Several projects are already using openEO, also within our own project portfolio. This is not only because we like to ‘eat our own dog food’ and get some much needed real-world testing, but because there is a clear demand from multiple research projects.

The CropSAR team for instance mostly wanted to extract data in a fast, easy and flexible manner. This was of course an easy match for the data cube capabilities that openEO offers, but also the distributed processing and automatic parallelization was useful when a researcher wanted to request data from 100000’s of parcels.

OpenEO CropSAR Parcel Inspector
CropSAR validation tool that integrates OpenEO

In the SieuSoil H2020 project, we are using predefined and user-defined functions in openEO to preprocess Sentinel-2 data for phenology analysis and soil management. Some first results were demonstrated during the FOSS4G conference and ESA’s Phi-week. Click here to view a recording of the presentation.

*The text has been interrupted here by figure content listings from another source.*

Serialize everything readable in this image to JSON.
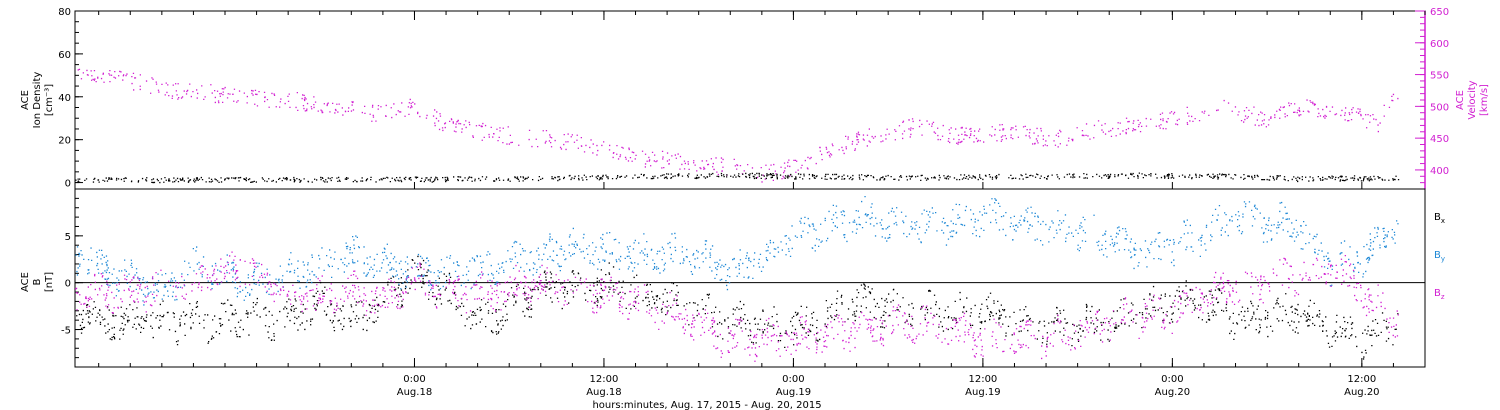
{
  "colors": {
    "black": "#000000",
    "magenta": "#d11fd1",
    "blue": "#1e88d6"
  },
  "footer": {
    "title": "hours:minutes, Aug. 17, 2015 - Aug. 20, 2015"
  },
  "chart_data": [
    {
      "type": "scatter",
      "panel": "top",
      "ylabel_left": [
        "ACE",
        "Ion Density",
        "[cm⁻³]"
      ],
      "ylabel_right": [
        "ACE",
        "Velocity",
        "[km/s]"
      ],
      "y_left_lim": [
        -3,
        80
      ],
      "y_left_ticks": [
        "0",
        "20",
        "40",
        "60",
        "80"
      ],
      "y_right_lim": [
        370,
        650
      ],
      "y_right_ticks": [
        "400",
        "450",
        "500",
        "550",
        "600",
        "650"
      ],
      "x_hours_lim": [
        2.5,
        88.0
      ],
      "grid": false,
      "series": [
        {
          "color": "magenta",
          "axis": "right",
          "anchors": [
            [
              2.5,
              560
            ],
            [
              6,
              540
            ],
            [
              9,
              525
            ],
            [
              12,
              520
            ],
            [
              16,
              510
            ],
            [
              18,
              505
            ],
            [
              21,
              490
            ],
            [
              24,
              500
            ],
            [
              26,
              470
            ],
            [
              30,
              455
            ],
            [
              34,
              445
            ],
            [
              38,
              420
            ],
            [
              41,
              415
            ],
            [
              44,
              405
            ],
            [
              46,
              395
            ],
            [
              48,
              405
            ],
            [
              50,
              430
            ],
            [
              53,
              455
            ],
            [
              56,
              470
            ],
            [
              58,
              455
            ],
            [
              61,
              460
            ],
            [
              65,
              450
            ],
            [
              67,
              465
            ],
            [
              70,
              470
            ],
            [
              72,
              480
            ],
            [
              75,
              500
            ],
            [
              78,
              480
            ],
            [
              80,
              500
            ],
            [
              83,
              490
            ],
            [
              85,
              475
            ],
            [
              86.3,
              525
            ]
          ]
        },
        {
          "color": "black",
          "axis": "left",
          "anchors": [
            [
              2.5,
              1.5
            ],
            [
              10,
              1.5
            ],
            [
              20,
              1.5
            ],
            [
              30,
              2
            ],
            [
              38,
              3
            ],
            [
              44,
              3.5
            ],
            [
              50,
              3
            ],
            [
              56,
              2.5
            ],
            [
              62,
              3
            ],
            [
              70,
              3.5
            ],
            [
              76,
              3
            ],
            [
              80,
              2
            ],
            [
              86.3,
              2.5
            ]
          ]
        }
      ]
    },
    {
      "type": "scatter",
      "panel": "bottom",
      "ylabel": [
        "ACE",
        "B",
        "[nT]"
      ],
      "ylim": [
        -9,
        10
      ],
      "y_ticks": [
        "-5",
        "0",
        "5"
      ],
      "x_hours_lim": [
        2.5,
        88.0
      ],
      "zero_line": true,
      "series": [
        {
          "name": "Bx",
          "color": "black",
          "anchors": [
            [
              2.5,
              -3
            ],
            [
              5,
              -4
            ],
            [
              8,
              -4.2
            ],
            [
              12,
              -4
            ],
            [
              16,
              -4
            ],
            [
              18,
              -2
            ],
            [
              20,
              -4
            ],
            [
              21,
              -3
            ],
            [
              24,
              1
            ],
            [
              26,
              -1
            ],
            [
              28,
              -4
            ],
            [
              32,
              -1
            ],
            [
              36,
              0
            ],
            [
              40,
              -2
            ],
            [
              44,
              -4
            ],
            [
              48,
              -5
            ],
            [
              52,
              -2
            ],
            [
              56,
              -3
            ],
            [
              60,
              -3
            ],
            [
              64,
              -5
            ],
            [
              68,
              -4
            ],
            [
              72,
              -2
            ],
            [
              74,
              -2
            ],
            [
              76,
              -4
            ],
            [
              80,
              -3
            ],
            [
              84,
              -6
            ],
            [
              86.3,
              -4
            ]
          ]
        },
        {
          "name": "By",
          "color": "blue",
          "anchors": [
            [
              2.5,
              3
            ],
            [
              5,
              1
            ],
            [
              8,
              -1
            ],
            [
              10,
              2
            ],
            [
              14,
              0
            ],
            [
              16,
              1
            ],
            [
              18,
              2
            ],
            [
              20,
              3
            ],
            [
              22,
              2
            ],
            [
              26,
              1
            ],
            [
              30,
              2
            ],
            [
              34,
              4
            ],
            [
              38,
              3
            ],
            [
              42,
              3
            ],
            [
              44,
              1
            ],
            [
              48,
              5
            ],
            [
              52,
              7
            ],
            [
              56,
              6
            ],
            [
              60,
              7
            ],
            [
              64,
              6
            ],
            [
              68,
              5
            ],
            [
              70,
              3
            ],
            [
              72,
              4
            ],
            [
              74,
              5
            ],
            [
              76,
              7
            ],
            [
              80,
              6
            ],
            [
              82,
              2
            ],
            [
              84,
              3
            ],
            [
              86.3,
              6
            ]
          ]
        },
        {
          "name": "Bz",
          "color": "magenta",
          "anchors": [
            [
              2.5,
              -1
            ],
            [
              6,
              -1
            ],
            [
              10,
              0
            ],
            [
              13,
              2
            ],
            [
              16,
              -2
            ],
            [
              20,
              -1
            ],
            [
              22,
              -2
            ],
            [
              24,
              0
            ],
            [
              28,
              -1
            ],
            [
              32,
              0
            ],
            [
              36,
              -1
            ],
            [
              40,
              -3
            ],
            [
              44,
              -6
            ],
            [
              48,
              -6
            ],
            [
              52,
              -5
            ],
            [
              56,
              -4
            ],
            [
              60,
              -6
            ],
            [
              64,
              -6
            ],
            [
              68,
              -4
            ],
            [
              72,
              -3
            ],
            [
              74,
              -1
            ],
            [
              78,
              0
            ],
            [
              80,
              1
            ],
            [
              82,
              2
            ],
            [
              84,
              -1
            ],
            [
              86.3,
              -4
            ]
          ]
        }
      ],
      "legend": [
        {
          "base": "B",
          "sub": "x",
          "color": "black"
        },
        {
          "base": "B",
          "sub": "y",
          "color": "blue"
        },
        {
          "base": "B",
          "sub": "z",
          "color": "magenta"
        }
      ]
    }
  ],
  "x_axis": {
    "ticks": [
      {
        "hours": 24,
        "time": "0:00",
        "date": "Aug.18"
      },
      {
        "hours": 36,
        "time": "12:00",
        "date": "Aug.18"
      },
      {
        "hours": 48,
        "time": "0:00",
        "date": "Aug.19"
      },
      {
        "hours": 60,
        "time": "12:00",
        "date": "Aug.19"
      },
      {
        "hours": 72,
        "time": "0:00",
        "date": "Aug.20"
      },
      {
        "hours": 84,
        "time": "12:00",
        "date": "Aug.20"
      }
    ],
    "minor_step_hours": 2
  }
}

From predefined to user-defined functions

Earth observation research often involves processing huge amounts of data. To enable this, openEO offers a number of predefined funtions, which the backend has to support (e.g. computing an NDVI from spectral bands). This ensures that users can easily use different service providers, or can easily compare results.

Next to the predefined functions, openEO also offers user-defined functions. They allow the users to reuse the wealth of algorithms that already exist, for instance, those that are available as open source in the Python and R communities. User-defined functions are sent to the backend in the form of a simple script. For instance, a Python script that loads a machine learning model to classify pixels. Then, the function is executed on the backend. This capability and its ease of use, is truly unique for openEO, and it will increase the uptake of cloud-based processing even more.

OpenEO wb editor
OpenEO visual interface (editor.open.org)

Community driven and open source

The openEO specification  is built by an open community of various research institutions and companies. Concurrently, multiple open source client and backend implementations are developed to ensure that the standard is validated in realistic scenarios. This approach makes the specification sustainable, as it can continue to evolve freely as long as there are interested parties.

The open source nature of the implementations ensures that results are reproducible and traceable. The implementation of the various processing functions can be verified and improved independently, which is important in a world where information derived from earth observation data is used more and more to drive policies and decisions.

Open source code also supports the long-term sustainability of the project. For instance, if we decide to use Google Earth Engine through the openEO implementation, we can continue to improve it ourselves even if the original authors are no longer involved. Likewise, people who are interested in our implementation (which runs on DIAS) and that have a SentinelHub connector for global data access can simply run and improve it on their own if needed.